Outbreak Confirmation and Strain
Health officials confirmed the outbreak on May 15, 2026, after laboratory tests by the National Institute of Biomedical Research identified the Bundibugyo virus strain in samples from Mongbwalu and Rwampara health zones. This strain has a historical mortality rate between 25% and 50% and currently lacks an approved vaccine.
Symptoms and Challenges
Patients have shown symptoms including fever, body pain, weakness, vomiting, and bleeding. Many deteriorated quickly.

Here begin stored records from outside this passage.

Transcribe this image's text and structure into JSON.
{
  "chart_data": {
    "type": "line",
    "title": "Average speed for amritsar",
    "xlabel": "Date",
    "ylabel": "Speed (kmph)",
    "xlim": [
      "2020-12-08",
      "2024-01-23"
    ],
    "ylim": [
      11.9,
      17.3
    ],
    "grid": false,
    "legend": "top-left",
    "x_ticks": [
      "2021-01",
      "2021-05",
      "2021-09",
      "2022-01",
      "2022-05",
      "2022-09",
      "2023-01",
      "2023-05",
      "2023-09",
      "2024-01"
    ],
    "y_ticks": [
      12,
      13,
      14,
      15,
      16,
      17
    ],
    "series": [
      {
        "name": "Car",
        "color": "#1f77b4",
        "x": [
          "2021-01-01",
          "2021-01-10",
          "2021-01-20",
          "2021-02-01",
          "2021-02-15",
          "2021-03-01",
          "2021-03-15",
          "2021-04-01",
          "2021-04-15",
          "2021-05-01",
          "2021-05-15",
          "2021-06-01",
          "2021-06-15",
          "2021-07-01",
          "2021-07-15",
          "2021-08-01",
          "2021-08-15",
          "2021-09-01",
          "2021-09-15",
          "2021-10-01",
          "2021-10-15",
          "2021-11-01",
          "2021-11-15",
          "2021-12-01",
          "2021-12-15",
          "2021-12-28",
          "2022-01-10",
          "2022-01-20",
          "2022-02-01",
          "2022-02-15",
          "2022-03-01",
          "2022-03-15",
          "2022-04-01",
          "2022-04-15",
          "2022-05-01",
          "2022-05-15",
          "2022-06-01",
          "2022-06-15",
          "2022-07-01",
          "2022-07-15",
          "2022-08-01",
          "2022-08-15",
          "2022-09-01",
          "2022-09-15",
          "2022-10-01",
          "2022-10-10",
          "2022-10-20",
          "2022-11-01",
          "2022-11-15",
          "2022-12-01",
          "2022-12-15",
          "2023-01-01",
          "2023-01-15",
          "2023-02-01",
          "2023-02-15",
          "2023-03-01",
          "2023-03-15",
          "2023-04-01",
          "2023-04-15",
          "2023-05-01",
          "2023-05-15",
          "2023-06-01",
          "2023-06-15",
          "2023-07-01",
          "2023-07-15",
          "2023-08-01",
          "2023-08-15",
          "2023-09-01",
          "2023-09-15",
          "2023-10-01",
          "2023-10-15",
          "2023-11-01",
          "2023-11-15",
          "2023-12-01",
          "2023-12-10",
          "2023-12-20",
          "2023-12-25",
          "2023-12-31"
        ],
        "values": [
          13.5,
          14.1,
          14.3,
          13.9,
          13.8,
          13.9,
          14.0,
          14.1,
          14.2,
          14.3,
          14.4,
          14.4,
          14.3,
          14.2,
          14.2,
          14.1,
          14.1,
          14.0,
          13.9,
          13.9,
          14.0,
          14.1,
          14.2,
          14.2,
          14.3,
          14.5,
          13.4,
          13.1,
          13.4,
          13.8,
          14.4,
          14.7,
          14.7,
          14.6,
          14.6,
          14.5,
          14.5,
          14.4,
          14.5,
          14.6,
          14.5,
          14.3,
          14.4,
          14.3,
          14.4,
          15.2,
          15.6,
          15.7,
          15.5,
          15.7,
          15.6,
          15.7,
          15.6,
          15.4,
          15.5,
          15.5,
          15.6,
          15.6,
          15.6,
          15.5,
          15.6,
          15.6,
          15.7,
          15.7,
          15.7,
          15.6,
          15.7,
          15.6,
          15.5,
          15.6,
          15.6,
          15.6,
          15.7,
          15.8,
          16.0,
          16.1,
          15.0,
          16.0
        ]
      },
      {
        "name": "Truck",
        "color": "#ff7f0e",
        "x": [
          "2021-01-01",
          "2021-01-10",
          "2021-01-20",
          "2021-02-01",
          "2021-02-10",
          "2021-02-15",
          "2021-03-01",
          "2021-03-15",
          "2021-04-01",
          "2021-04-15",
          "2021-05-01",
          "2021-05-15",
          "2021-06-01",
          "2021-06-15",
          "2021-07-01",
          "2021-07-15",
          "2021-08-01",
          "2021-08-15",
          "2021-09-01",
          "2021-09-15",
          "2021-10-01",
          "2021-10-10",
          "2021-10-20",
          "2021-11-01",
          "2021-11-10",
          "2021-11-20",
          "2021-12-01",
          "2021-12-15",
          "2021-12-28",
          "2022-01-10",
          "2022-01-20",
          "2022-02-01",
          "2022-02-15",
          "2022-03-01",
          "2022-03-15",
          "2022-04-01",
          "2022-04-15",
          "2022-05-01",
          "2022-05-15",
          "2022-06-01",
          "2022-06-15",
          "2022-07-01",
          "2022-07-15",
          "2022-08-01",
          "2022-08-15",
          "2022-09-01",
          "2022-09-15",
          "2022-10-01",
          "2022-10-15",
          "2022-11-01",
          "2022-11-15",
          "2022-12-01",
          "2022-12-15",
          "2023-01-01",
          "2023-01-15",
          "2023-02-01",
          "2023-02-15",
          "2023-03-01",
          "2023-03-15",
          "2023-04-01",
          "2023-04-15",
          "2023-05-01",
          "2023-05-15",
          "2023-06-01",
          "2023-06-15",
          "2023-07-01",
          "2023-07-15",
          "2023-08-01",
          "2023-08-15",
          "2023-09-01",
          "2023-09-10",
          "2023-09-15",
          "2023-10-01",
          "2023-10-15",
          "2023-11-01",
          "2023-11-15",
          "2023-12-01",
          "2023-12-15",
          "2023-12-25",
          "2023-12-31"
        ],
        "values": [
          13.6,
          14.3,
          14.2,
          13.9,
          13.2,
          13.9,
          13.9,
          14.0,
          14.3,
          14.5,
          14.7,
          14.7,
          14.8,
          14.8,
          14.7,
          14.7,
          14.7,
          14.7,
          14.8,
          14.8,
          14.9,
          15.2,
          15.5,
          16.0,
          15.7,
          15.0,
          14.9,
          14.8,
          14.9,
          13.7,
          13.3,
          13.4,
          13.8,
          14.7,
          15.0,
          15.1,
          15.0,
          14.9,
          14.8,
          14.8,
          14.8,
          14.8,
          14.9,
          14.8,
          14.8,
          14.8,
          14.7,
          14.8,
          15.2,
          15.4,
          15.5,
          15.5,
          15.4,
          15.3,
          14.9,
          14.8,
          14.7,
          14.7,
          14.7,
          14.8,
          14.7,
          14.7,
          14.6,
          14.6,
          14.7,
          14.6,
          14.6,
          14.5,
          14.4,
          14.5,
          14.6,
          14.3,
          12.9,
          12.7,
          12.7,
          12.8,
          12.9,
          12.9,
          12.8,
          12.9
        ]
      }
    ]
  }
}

The outbreak affects communities facing insecurity, displacement, and cross-border movement, complicating containment efforts.
Regional Spread
Uganda confirmed a related case in a traveler from the DRC who died. Ugandan authorities have activated surveillance and border screening. The CDC issued a Level 3 Travel Health Notice for DRC and a Level 1 notice for Uganda.
Global Response
The WHO classified the outbreak as a public health emergency on May 17. No cases have been reported in the United States. The CDC is collaborating with DRC and Uganda on surveillance, contact tracing, and infection prevention. This is the 17th Ebola outbreak in DRC since 1976.
Transmission and Treatment
Ebola spreads through direct contact with body fluids of infected people or contaminated objects. It is not airborne. Symptoms appear 2 to 21 days after exposure. Supportive treatment, including fluid replacement, improves survival chances.